Efemérides de "contas quebradas" servem apenas para preenchermos espaços (enchermos linguiça) quando não há nada mais importante para publicarmos ou colocarmos no ar. Evidentemente, este não era o caso ontem, quando algo de importância incomensuravelmente maior acontecia no Brasil: o início da mobilização popular contra o presidente desastroso e genocida que está destruindo nosso país.

Esta é a resposta que dou às críticas que você fez aos meus critérios como editor do blog.

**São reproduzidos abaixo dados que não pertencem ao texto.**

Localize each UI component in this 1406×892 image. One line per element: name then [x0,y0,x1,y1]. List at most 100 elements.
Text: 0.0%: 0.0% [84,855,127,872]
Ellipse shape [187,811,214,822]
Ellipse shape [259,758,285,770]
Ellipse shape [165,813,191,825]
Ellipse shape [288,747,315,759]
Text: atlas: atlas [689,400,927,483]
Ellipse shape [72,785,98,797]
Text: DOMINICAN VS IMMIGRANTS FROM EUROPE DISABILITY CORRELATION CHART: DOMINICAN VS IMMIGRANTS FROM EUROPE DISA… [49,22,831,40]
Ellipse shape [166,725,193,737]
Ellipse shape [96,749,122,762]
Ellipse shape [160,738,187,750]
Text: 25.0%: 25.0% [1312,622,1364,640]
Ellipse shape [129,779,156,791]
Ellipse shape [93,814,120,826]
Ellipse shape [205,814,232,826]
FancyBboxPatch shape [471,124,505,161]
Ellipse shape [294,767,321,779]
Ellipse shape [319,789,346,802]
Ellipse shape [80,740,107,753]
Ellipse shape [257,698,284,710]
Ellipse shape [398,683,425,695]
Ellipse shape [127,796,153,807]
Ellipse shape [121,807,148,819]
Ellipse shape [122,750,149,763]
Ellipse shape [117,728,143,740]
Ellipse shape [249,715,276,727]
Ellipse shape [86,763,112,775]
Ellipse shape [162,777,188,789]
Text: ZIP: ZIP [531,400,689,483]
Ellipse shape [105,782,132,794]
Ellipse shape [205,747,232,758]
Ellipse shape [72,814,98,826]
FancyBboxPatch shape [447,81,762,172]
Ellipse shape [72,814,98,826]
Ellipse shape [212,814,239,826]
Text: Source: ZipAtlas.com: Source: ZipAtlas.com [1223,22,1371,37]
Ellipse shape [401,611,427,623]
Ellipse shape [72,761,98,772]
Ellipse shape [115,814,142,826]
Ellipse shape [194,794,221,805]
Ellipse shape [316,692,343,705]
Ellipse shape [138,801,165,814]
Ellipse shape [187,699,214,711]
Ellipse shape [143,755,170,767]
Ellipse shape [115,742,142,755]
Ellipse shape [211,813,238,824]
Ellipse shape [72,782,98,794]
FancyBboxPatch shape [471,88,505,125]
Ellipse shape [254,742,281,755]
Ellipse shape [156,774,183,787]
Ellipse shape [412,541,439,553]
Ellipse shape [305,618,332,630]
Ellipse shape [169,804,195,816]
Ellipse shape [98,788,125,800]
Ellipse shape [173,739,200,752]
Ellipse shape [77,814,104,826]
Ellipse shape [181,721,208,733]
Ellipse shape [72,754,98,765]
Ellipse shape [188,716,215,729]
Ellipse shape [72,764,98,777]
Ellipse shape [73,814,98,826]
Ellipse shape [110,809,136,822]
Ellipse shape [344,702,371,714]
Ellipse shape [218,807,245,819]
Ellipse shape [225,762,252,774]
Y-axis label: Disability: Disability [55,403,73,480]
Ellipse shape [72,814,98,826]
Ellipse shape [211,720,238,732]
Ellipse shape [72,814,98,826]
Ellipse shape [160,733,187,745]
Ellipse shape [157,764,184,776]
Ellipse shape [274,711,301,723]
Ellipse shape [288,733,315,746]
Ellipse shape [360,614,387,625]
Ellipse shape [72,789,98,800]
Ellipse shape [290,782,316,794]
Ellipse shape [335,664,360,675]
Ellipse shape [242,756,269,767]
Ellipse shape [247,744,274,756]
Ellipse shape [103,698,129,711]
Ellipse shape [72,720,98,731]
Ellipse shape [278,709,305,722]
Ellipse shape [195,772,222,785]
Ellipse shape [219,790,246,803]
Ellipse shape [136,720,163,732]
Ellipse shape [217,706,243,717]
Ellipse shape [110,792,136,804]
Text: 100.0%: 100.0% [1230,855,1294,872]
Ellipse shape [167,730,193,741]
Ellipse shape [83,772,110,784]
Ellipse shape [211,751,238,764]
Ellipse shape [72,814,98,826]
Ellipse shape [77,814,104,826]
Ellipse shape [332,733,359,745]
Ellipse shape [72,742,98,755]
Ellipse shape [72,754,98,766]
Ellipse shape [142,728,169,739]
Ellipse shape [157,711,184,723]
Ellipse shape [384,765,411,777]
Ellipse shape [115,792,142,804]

Sobre outros aspectos escreverá o Dalton. (Celso Lungaretti)

celsolungaretti disse...

Caro Leitor anônimo,

a sua citação do massacre de jovens chineses na Praça Celestial em Pequim é um exemplo do que são capazes as ditaduras políticas, sejam elas disfarçadas sob o manto da defesa da democracia (como pretende Boçalnaro, o ignaro), ou sob o uso indevido dos signos libertários históricos da luta pela emancipação como forma de se dar aparência humanista ao capitalismo mais desbragado e escravista como o que ocorre na China.

A tentativa de nos identificar com o regime chinês, contra o qual já escrevemos vários artigos com análises sobre o seu significado opressor e contraditório capitalista (eis um exemplo: https://naufrago-da-utopia.blogspot.com/2018/12/a-aparente-prosperidade-chinesa-embute_13.html), que é nocivo inclusive para o próprio capitalismo, nos dá uma pista sobre o que você defende e sua identidade com as reiteradas críticas boçalnarianas à China.

Quanto à citação de letras, artigos, frases e tantas outras manifestações importantes de pessoas que deixam no seu itinerário de vida as marcas de um sentimento humanista, e quando afirmamos as suas autorias, não significa apropriação indébita, mas reverberação e concordância com aquilo que nos une. O saber libertário é um acúmulo de informações que devem ser memorizadas e repassadas.

Aceito o debate quando se refere à análise de conteúdo, mas procuro evitá-lo quando resvala para as agressões pessoais e analogias infundadas, principalmente quando feitas sob o manto do anonimato.